# Math Help - Elemental displacement question

1. ## Elemental displacement question

I was reading though my lecture notes and elemental displacement is given as $\delta{\underline{\textbf{r}}} = \underline{\textbf{r}}_b - \underline{\textbf{r}}_a$ for two points $\underline{\textbf{r}}_a = x_1\underline{\textbf{i}} + x_2\underline{\textbf{j}} + x_3\underline{\textbf{z}}$ and $\underline{\textbf{r}}_b = (x_1 + \delta{x_1})\underline{\textbf{i}} + (x_2 + \delta{x_2})\underline{\textbf{j}} + (x_3 + \delta{x_3})\underline{\textbf{z}}$

but then elemental distance is given as $\delta{\underline{\textbf{s}}^2} = \delta{\underline{\textbf{r}}}.\delta{\underline{\ textbf{r}}}$ and i dont understand how this could be true as the square of displacement is not the distance... maybe theres something im missing something

2. But what are $\delta{\underline{\textbf{r}}_b}$ and $\delta{\underline{\textbf{r}}_a}$?

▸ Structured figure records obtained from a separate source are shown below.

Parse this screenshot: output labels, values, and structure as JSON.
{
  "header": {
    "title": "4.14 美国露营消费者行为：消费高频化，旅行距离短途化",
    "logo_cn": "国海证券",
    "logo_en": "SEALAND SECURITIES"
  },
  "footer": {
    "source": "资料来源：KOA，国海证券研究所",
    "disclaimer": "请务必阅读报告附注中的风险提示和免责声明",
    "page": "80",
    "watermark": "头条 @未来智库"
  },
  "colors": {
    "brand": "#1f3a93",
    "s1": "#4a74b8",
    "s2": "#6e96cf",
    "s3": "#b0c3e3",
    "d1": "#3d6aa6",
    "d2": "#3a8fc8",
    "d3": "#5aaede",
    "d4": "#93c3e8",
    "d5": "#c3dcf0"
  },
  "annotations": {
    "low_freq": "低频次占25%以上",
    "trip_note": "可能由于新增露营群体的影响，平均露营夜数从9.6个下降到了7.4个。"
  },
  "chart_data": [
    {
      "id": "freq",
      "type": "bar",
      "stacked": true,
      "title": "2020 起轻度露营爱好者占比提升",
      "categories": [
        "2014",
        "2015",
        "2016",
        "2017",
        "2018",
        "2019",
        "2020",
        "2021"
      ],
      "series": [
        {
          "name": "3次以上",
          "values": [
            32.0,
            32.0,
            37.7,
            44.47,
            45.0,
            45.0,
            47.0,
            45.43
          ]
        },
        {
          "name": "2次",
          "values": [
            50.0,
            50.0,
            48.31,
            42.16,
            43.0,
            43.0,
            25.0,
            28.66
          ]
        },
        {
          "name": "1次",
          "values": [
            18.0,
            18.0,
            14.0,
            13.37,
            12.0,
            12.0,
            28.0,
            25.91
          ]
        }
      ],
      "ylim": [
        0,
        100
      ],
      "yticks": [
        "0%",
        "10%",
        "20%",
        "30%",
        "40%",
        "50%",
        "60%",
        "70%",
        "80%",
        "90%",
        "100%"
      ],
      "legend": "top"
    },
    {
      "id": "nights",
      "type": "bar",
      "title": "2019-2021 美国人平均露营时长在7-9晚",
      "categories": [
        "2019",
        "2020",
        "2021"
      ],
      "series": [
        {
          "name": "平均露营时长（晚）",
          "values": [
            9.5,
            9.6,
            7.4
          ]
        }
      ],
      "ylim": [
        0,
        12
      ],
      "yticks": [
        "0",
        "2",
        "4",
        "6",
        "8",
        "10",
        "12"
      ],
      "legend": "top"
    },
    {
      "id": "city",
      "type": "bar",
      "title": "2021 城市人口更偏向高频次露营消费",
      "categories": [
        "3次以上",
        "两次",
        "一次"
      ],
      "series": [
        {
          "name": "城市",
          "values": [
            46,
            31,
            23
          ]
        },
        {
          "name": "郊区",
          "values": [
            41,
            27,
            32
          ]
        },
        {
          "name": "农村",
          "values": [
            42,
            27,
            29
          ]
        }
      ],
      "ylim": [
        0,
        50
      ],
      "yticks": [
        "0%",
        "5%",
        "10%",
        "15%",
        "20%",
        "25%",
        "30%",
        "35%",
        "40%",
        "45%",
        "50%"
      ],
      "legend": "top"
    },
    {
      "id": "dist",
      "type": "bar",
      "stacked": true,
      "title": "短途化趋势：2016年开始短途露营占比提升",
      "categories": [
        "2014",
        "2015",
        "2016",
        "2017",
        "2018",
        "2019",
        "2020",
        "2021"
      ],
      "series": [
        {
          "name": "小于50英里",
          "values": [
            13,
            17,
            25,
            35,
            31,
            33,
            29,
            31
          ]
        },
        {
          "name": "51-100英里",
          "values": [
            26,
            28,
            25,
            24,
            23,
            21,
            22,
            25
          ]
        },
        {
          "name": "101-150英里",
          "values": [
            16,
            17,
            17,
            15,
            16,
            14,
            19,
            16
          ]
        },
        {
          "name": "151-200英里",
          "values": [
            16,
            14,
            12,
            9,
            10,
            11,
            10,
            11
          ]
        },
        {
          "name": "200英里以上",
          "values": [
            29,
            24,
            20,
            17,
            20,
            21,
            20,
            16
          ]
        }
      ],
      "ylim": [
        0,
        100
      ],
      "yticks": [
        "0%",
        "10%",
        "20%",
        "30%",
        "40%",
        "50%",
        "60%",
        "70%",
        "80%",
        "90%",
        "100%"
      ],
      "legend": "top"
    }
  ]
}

3. oh woops its supposed to be $\delta{\underline{\textbf{s}}^2} = \delta{\underline{\textbf{r}}}.\delta{\underline{\ textbf{r}}}$ ive edited it now

4. Since $\delta{\underline{\textbf{r}}} = (\delta x_1,\delta x_2, \delta x_3)$, the dot product $\delta{\underline{\textbf{r}}}\cdot \delta{\underline{\textbf{r}}} = (\delta x_1)^2+(\delta x_2)^2+(\delta x_3)^2$.

5. Originally Posted by renlok
I was reading though my lecture notes and elemental displacement is given as $\delta{\underline{\textbf{r}}} = \underline{\textbf{r}}_b - \underline{\textbf{r}}_a$ for two points $\underline{\textbf{r}}_a = x_1\underline{\textbf{i}} + x_2\underline{\textbf{j}} + x_3\underline{\textbf{z}}$
Your basis vectors should be $\underline{\textbf{i}}$, $\underline{\textbf{j}}$, and $\underline{\textbf{k}}$, NOT $\underline{\textbf{z}}$

and $\underline{\textbf{r}}_b = (x_1 + \delta{x_1})\underline{\textbf{i}} + (x_2 + \delta{x_2})\underline{\textbf{j}} + (x_3 + \delta{x_3})\underline{\textbf{z}}$

but then elemental distance is given as $\delta{\underline{\textbf{s}}^2} = \delta{\underline{\textbf{r}}}.\delta{\underline{\ textbf{r}}}$ and i dont understand how this could be true as the square of displacement is not the distance... maybe theres something im missing something
That isn't distance, it is "distance squared".